Ces derniers mois, j'ai dû expliquer la situation de la culture contemporaine au Maroc à différentes institutions étrangères, du Moyen-Orient et des États-Unis. Il n'est pas facile car il faut expliquer un contexte aussi complexe et à différents niveaux. 


 

contexte social

L’oasis de Tighmert est considérée comme l’une des trois portes du désert du Sahara (les autres sont M’hamid El Ghizlane et Rissani), située à 15 km de Guelmim, la capitale de la région Guelmim-Oued Noun, au sud du Maroc. Une région avec une faible densité de villes, de villages et de population et un manque d'infrastructures, notamment dans les oasis; des questions importantes pour comprendre le contexte social. De plus, la complexité de l'organisation sociale dans les régions du sud est un élément clé, dans un mauvais et un bon sens, car tout (quand je veux dire tout, c’est vraiment tout) tourne autour des tribus. L'ignorance de cette réalité de la part des autorités gouvernementales causent pas mal de problèmes et de souffrances à la population locale, en particulier aux jeunes. Malheureusement, ceci est un des principaux problèmes au Maroc, il semble que les autorités ne comprennent pas leur propre pays et comme conséquence, ils ne peuvent pas répondre aux demandes et aux besoins des jeunes. Cependant, lorsqu'on considère les communautés du sud, cela devient plus dangereux, car il faut ajouter le manque de connaissances sur l'histoire, le lieu, la culture et la réalité des Marocains vivant au sud du Haut Atlas.

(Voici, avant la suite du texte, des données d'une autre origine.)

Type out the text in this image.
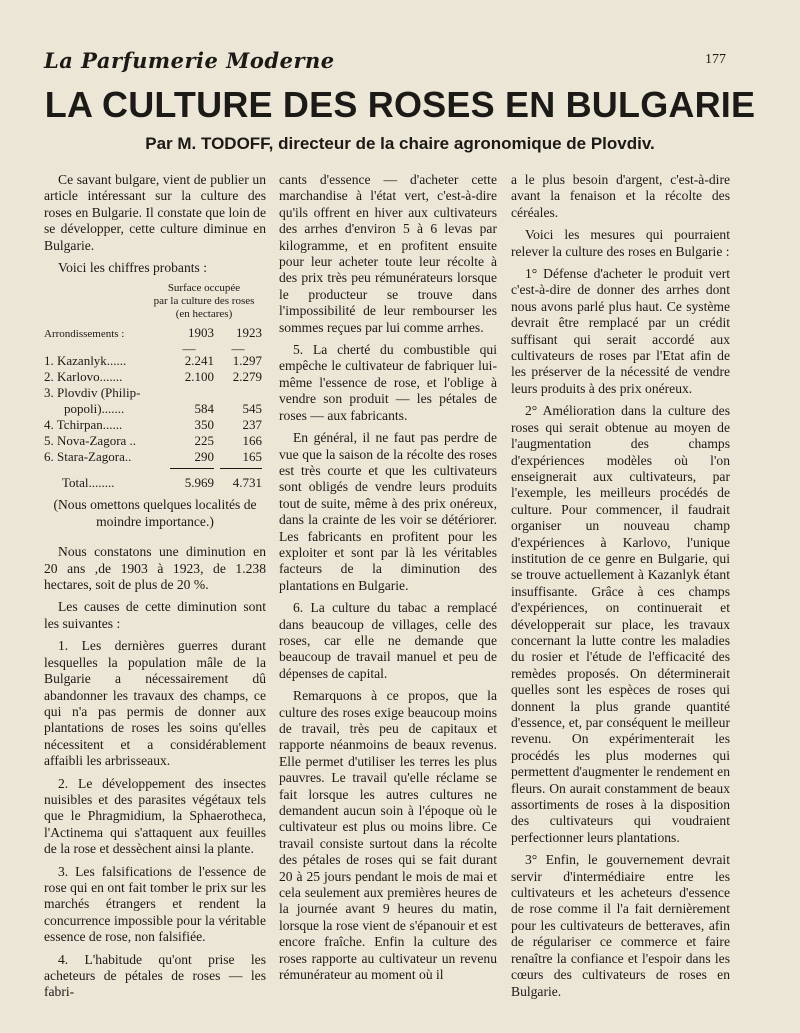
La Parfumerie Moderne	177
LA CULTURE DES ROSES EN BULGARIE
Par M. TODOFF, directeur de la chaire agronomique de Plovdiv.

Ce savant bulgare, vient de publier un article intéressant sur la culture des roses en Bulgarie. Il constate que loin de se développer, cette culture diminue en Bulgarie.

Voici les chiffres probants :

Surface occupée
par la culture des roses
(en hectares)
Arrondissements :	1903	1923
—	—
1. Kazanlyk......	2.241	1.297
2. Karlovo.......	2.100	2.279
3. Plovdiv (Philip-
popoli).......	584	545
4. Tchirpan......	350	237
5. Nova-Zagora ..	225	166
6. Stara-Zagora..	290	165
Total........	5.969	4.731

(Nous omettons quelques localités de moindre importance.)

Nous constatons une diminution en 20 ans ,de 1903 à 1923, de 1.238 hectares, soit de plus de 20 %.

Les causes de cette diminution sont les suivantes :

1. Les dernières guerres durant lesquelles la population mâle de la Bulgarie a nécessairement dû abandonner les travaux des champs, ce qui n'a pas permis de donner aux plantations de roses les soins qu'elles nécessitent et a considérablement affaibli les arbrisseaux.

2. Le développement des insectes nuisibles et des parasites végétaux tels que le Phragmidium, la Sphaerotheca, l'Actinema qui s'attaquent aux feuilles de la rose et dessèchent ainsi la plante.

3. Les falsifications de l'essence de rose qui en ont fait tomber le prix sur les marchés étrangers et rendent la concurrence impossible pour la véritable essence de rose, non falsifiée.

4. L'habitude qu'ont prise les acheteurs de pétales de roses — les fabri-

cants d'essence — d'acheter cette marchandise à l'état vert, c'est-à-dire qu'ils offrent en hiver aux cultivateurs des arrhes d'environ 5 à 6 levas par kilogramme, et en profitent ensuite pour leur acheter toute leur récolte à des prix très peu rémunérateurs lorsque le producteur se trouve dans l'impossibilité de leur rembourser les sommes reçues par lui comme arrhes.

5. La cherté du combustible qui empêche le cultivateur de fabriquer lui-même l'essence de rose, et l'oblige à vendre son produit — les pétales de roses — aux fabricants.

En général, il ne faut pas perdre de vue que la saison de la récolte des roses est très courte et que les cultivateurs sont obligés de vendre leurs produits tout de suite, même à des prix onéreux, dans la crainte de les voir se détériorer. Les fabricants en profitent pour les exploiter et sont par là les véritables facteurs de la diminution des plantations en Bulgarie.

6. La culture du tabac a remplacé dans beaucoup de villages, celle des roses, car elle ne demande que beaucoup de travail manuel et peu de dépenses de capital.

Remarquons à ce propos, que la culture des roses exige beaucoup moins de travail, très peu de capitaux et rapporte néanmoins de beaux revenus. Elle permet d'utiliser les terres les plus pauvres. Le travail qu'elle réclame se fait lorsque les autres cultures ne demandent aucun soin à l'époque où le cultivateur est plus ou moins libre. Ce travail consiste surtout dans la récolte des pétales de roses qui se fait durant 20 à 25 jours pendant le mois de mai et cela seulement aux premières heures de la journée avant 9 heures du matin, lorsque la rose vient de s'épanouir et est encore fraîche. Enfin la culture des roses rapporte au cultivateur un revenu rémunérateur au moment où il

a le plus besoin d'argent, c'est-à-dire avant la fenaison et la récolte des céréales.

Voici les mesures qui pourraient relever la culture des roses en Bulgarie :

1° Défense d'acheter le produit vert c'est-à-dire de donner des arrhes dont nous avons parlé plus haut. Ce système devrait être remplacé par un crédit suffisant qui serait accordé aux cultivateurs de roses par l'Etat afin de les préserver de la nécessité de vendre leurs produits à des prix onéreux.

2° Amélioration dans la culture des roses qui serait obtenue au moyen de l'augmentation des champs d'expériences modèles où l'on enseignerait aux cultivateurs, par l'exemple, les meilleurs procédés de culture. Pour commencer, il faudrait organiser un nouveau champ d'expériences à Karlovo, l'unique institution de ce genre en Bulgarie, qui se trouve actuellement à Kazanlyk étant insuffisante. Grâce à ces champs d'expériences, on continuerait et développerait sur place, les travaux concernant la lutte contre les maladies du rosier et l'étude de l'efficacité des remèdes proposés. On déterminerait quelles sont les espèces de roses qui donnent la plus grande quantité d'essence, et, par conséquent le meilleur revenu. On expérimenterait les procédés les plus modernes qui permettent d'augmenter le rendement en fleurs. On aurait constamment de beaux assortiments de roses à la disposition des cultivateurs qui voudraient perfectionner leurs plantations.

3° Enfin, le gouvernement devrait servir d'intermédiaire entre les cultivateurs et les acheteurs d'essence de rose comme il l'a fait dernièrement pour les cultivateurs de betteraves, afin de régulariser ce commerce et faire renaître la confiance et l'espoir dans les cœurs des cultivateurs de roses en Bulgarie.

Le Maroc est un pays très centralisé (malgré le projet de régionalisation installé en 2015) avec un pouvoir divisé entre le roi et le gouvernement et concentré dans les principales villes (Casabalanca, Rabat, Marrakech et Tanger). En dehors de ces zones, rien n’est important, du moins d’un point de vue culturel et social. Si un artiste ne vit pas dans une de ces villes, il n'existe pas pour les médias, pour les autorités et pour les principales institutions culturelles. Cela ne veut pas dire qu'il n'y ait pas de culture dans le sud (ou dans les zones rurales du nord), bien au contraire, il y en a tellement, mais on ne les connaît pas. Lorsqu'elles sont montrées, elles sont considérées comme du folklore plutôt que de la culture, alors qu'elles sont les moyens utilisés par les tribus pour transmettre leurs récits, qui conforment l’histoire du Maroc et même celle de ses voisins (africains et européens). Musique, danse, poésie, architecture, artisanat… montrent des modes de vie uniques pour chaque tribu; Berbères, Arabes, Sahraoui, Juives, Draui... Ce contexte social est un trésor pour un pays, du moins il devrait l'être, mais il faut du temps, des efforts et une attitude pour comprendre la complexité de chaque tribu, les relations entre elles et celle avec les autorités, c’est la raison pour laquelle la gouvernance est l’un des principaux défis à relever pour les autorités nationales et régionales, mais aussi pour les tribus qui devraient s’adapter à la nouvelle organisation régionale, œuvrant pour le bien de tous et pas seulement pour les leurs.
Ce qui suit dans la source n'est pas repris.